I used to think the loudest things in the world were thunderstorms, crowded streets, or the sound of people screaming at each other in anger. But I was wrong. The loudest thing I have ever known was my own mind.
It was exhausting living inside it.
Every day felt like carrying a thousand unfinished thoughts all at once. Regret, fear, sadness, guilt, loneliness, each one speaking over the other until I could no longer hear myself clearly. Even during quiet moments, my head never rested. I could be surrounded by people and still feel painfully alone, because no one could hear the war happening inside me.
There were nights when I stared at the ceiling for hours, wondering how everyone else made living look so easy. I wondered why waking up felt heavy for me, why happiness always seemed temporary, why my mind kept finding ways to convince me that I was difficult to love.

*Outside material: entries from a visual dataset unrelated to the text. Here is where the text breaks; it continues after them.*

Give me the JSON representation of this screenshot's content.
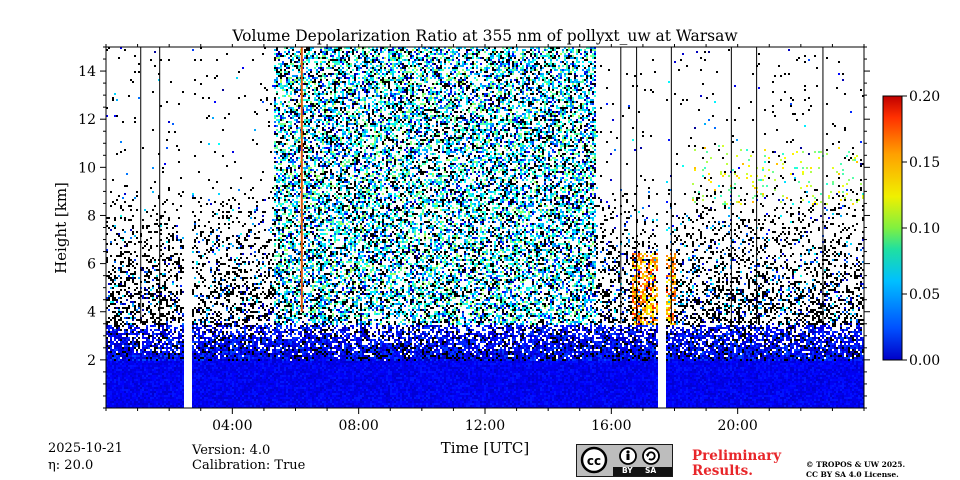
{
  "chart_data": {
    "type": "heatmap",
    "title": "Volume Depolarization Ratio at 355 nm of pollyxt_uw at Warsaw",
    "xlabel": "Time [UTC]",
    "ylabel": "Height [km]",
    "xlim": [
      0,
      24
    ],
    "ylim": [
      0,
      15
    ],
    "x_ticks": [
      "04:00",
      "08:00",
      "12:00",
      "16:00",
      "20:00"
    ],
    "y_ticks": [
      "2",
      "4",
      "6",
      "8",
      "10",
      "12",
      "14"
    ],
    "colorbar": {
      "min": 0.0,
      "max": 0.2,
      "ticks": [
        "0.00",
        "0.05",
        "0.10",
        "0.15",
        "0.20"
      ],
      "colormap": "jet"
    },
    "features": {
      "gaps_hours": [
        2.55,
        17.6
      ],
      "dense_noise_interval_hours": [
        5.3,
        15.5
      ],
      "depolarizing_layer": {
        "time_hours": [
          16.6,
          18.0
        ],
        "height_km": [
          3.5,
          6.5
        ],
        "value": 0.15
      },
      "upper_sparse_layer": {
        "time_hours": [
          18.5,
          24
        ],
        "height_km": [
          8.5,
          11
        ]
      },
      "dark_vertical_lines_hours": [
        1.1,
        1.7,
        16.3,
        16.8,
        17.9,
        19.8,
        20.6,
        22.7
      ]
    }
  },
  "footer": {
    "date": "2025-10-21",
    "eta": "η: 20.0",
    "version": "Version: 4.0",
    "calibration": "Calibration: True",
    "preliminary_1": "Preliminary",
    "preliminary_2": "Results.",
    "copyright_1": "© TROPOS & UW 2025.",
    "copyright_2": "CC BY SA 4.0 License.",
    "license_badge": {
      "by": "BY",
      "sa": "SA"
    }
  },
  "colors": {
    "low_depol": "#0a5ae8",
    "high_depol": "#f0a020",
    "noise": "#000000"
  }
}
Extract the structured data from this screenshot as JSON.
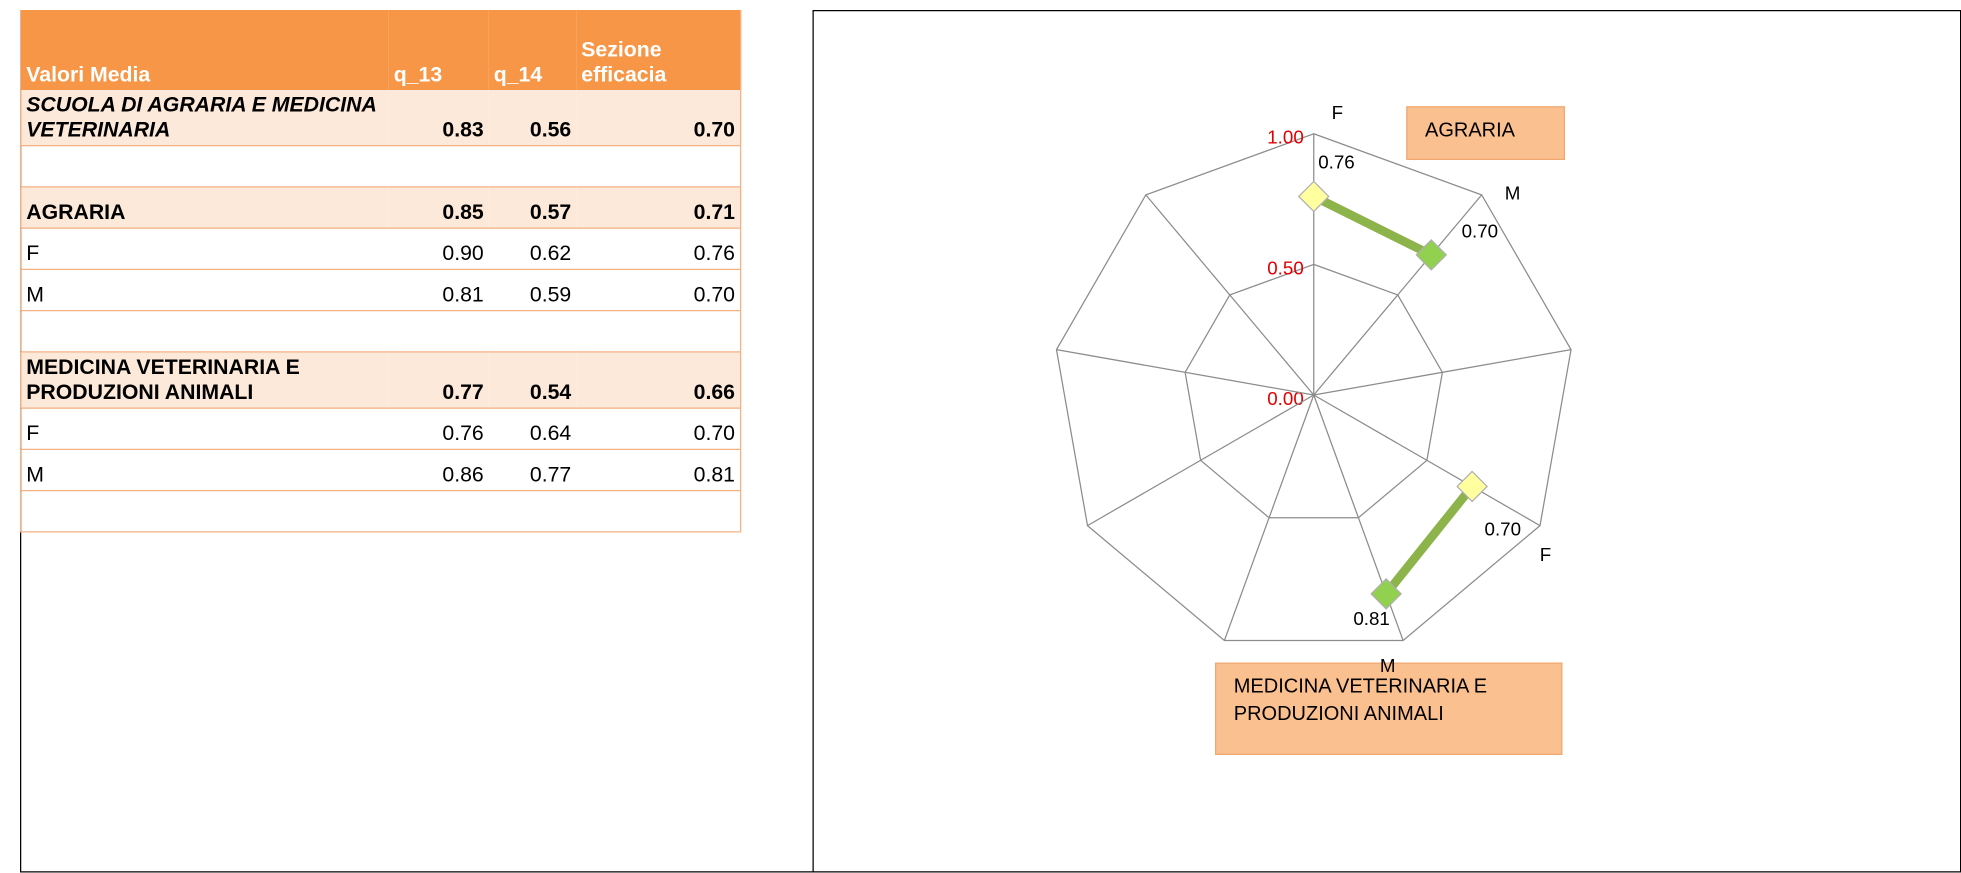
{
  "table": {
    "header": [
      "Valori Media",
      "q_13",
      "q_14",
      "Sezione efficacia"
    ],
    "rows": [
      [
        "SCUOLA DI AGRARIA E MEDICINA VETERINARIA",
        "0.83",
        "0.56",
        "0.70"
      ],
      [
        "AGRARIA",
        "0.85",
        "0.57",
        "0.71"
      ],
      [
        "F",
        "0.90",
        "0.62",
        "0.76"
      ],
      [
        "M",
        "0.81",
        "0.59",
        "0.70"
      ],
      [
        "MEDICINA VETERINARIA E PRODUZIONI ANIMALI",
        "0.77",
        "0.54",
        "0.66"
      ],
      [
        "F",
        "0.76",
        "0.64",
        "0.70"
      ],
      [
        "M",
        "0.86",
        "0.77",
        "0.81"
      ]
    ]
  },
  "chart_data": {
    "type": "radar",
    "categories": [
      "F",
      "M",
      null,
      "F",
      "M",
      null,
      null,
      null,
      null
    ],
    "ylim": [
      0,
      1
    ],
    "yticks": [
      {
        "value": 0,
        "label": "0.00"
      },
      {
        "value": 0.5,
        "label": "0.50"
      },
      {
        "value": 1,
        "label": "1.00"
      }
    ],
    "tick_color": "#e00000",
    "series": [
      {
        "name": "AGRARIA",
        "color": "#8db34b",
        "marker_colors": [
          "#ffffa0",
          "#92d050",
          null,
          null,
          null,
          null,
          null,
          null,
          null
        ],
        "values": [
          0.76,
          0.7,
          null,
          null,
          null,
          null,
          null,
          null,
          null
        ],
        "value_labels": [
          "0.76",
          "0.70",
          null,
          null,
          null,
          null,
          null,
          null,
          null
        ]
      },
      {
        "name": "MEDICINA VETERINARIA E PRODUZIONI ANIMALI",
        "color": "#8db34b",
        "marker_colors": [
          null,
          null,
          null,
          "#ffffa0",
          "#92d050",
          null,
          null,
          null,
          null
        ],
        "values": [
          null,
          null,
          null,
          0.7,
          0.81,
          null,
          null,
          null,
          null
        ],
        "value_labels": [
          null,
          null,
          null,
          "0.70",
          "0.81",
          null,
          null,
          null,
          null
        ]
      }
    ]
  }
}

Eventually, the darkness became familiar.
And that is the frightening thing about sadness, it does not always arrive violently. Sometimes it enters quietly and makes itself at home inside you. It sits beside you when you eat, follows you into bed, speaks to you in your own voice. After a while, you stop fighting it because you no longer remember who you were before it existed.
I reached a point where disappearing no longer sounded terrifying.
It sounded peaceful.
I never said that out loud.
How could I?
People often romanticize pain until they meet someone truly drowning in it. Then suddenly the room grows uncomfortable. So I kept everything hidden behind tired smiles, half-hearted jokes, and “I’m okay” responses that became easier to say than the truth.
But somehow, you noticed anyway.
You noticed the pauses in my voice.
You noticed how quickly I changed the subject whenever conversations became too personal.
You noticed how I apologized too much, how I laughed at things that hurt me, how my eyes sometimes looked distant even when I was right in front of you.
And instead of running away from all the broken pieces inside me, you stayed.
That still amazes me.
You did not arrive in my life like a dramatic miracle. There were no cinematic moments, no instant transformation. You came gently, quietly, almost carefully as if you understood that I was someone holding themselves together by fragile threads.
You loved me in the smallest ways first.
You checked if I had eaten.
You stayed awake talking to me on nights when my thoughts became unbearable.
You remembered little details I mentioned once and thought I had forgotten.
You listened without trying to interrupt my pain with empty advice.
You sat beside my sadness instead of treating it like something shameful.
And slowly, something inside me began to change.
Not suddenly. Healing never happens suddenly.
But little by little, the noise in my mind stopped sounding so powerful whenever you were around. The darkness that once consumed entire days began losing to simple moments with you: your laughter, your voice, the comfort of your presence, the way you looked at me as though I deserved softness too.
For the first time in a very long time, I stopped asking myself why I should stay alive.
Instead, I started finding reasons naturally.
A future conversation with you.
Another late-night call.
Another chance to hold your hand.
Another morning where your name appeared on my screen and made the world feel lighter for a moment.
You made life feel survivable before it ever felt beautiful.
And maybe that is what saved me.
Not perfection.
Not grand speeches.
Not promises that everything would magically become okay.
Just love. Quiet, patient love.
The kind that sits beside a wounded person and says, “You do not have to carry this alone anymore.”
I still struggle sometimes. There are still nights when my thoughts grow sharp again, when sadness returns like an old habit trying to reclaim me. Healing is not linear, and loving someone does not erase every scar a person carries.
But now, when the darkness whispers to me, your voice speaks louder.
It reminds me of warmth.
Of safety.
Of all the ordinary moments that suddenly became meaningful because you existed inside them.
And maybe you will never fully understand what you did for me.
Maybe you think you only loved me.
But the truth is, your love reached places inside me that even I had given up on. It found the exhausted version of myself hiding beneath all the noise and gently convinced them to stay a little longer.
Then a little longer after that.
And eventually, without realizing it, I began building a life around the idea that maybe I deserve to remain here after all.
So if anyone ever asks me what love feels like, I will not describe fireworks or obsession or dramatic romance.
I will describe this instead:
A tired soul standing at the edge of itself,
and another soul arriving softly enough to lead it back home.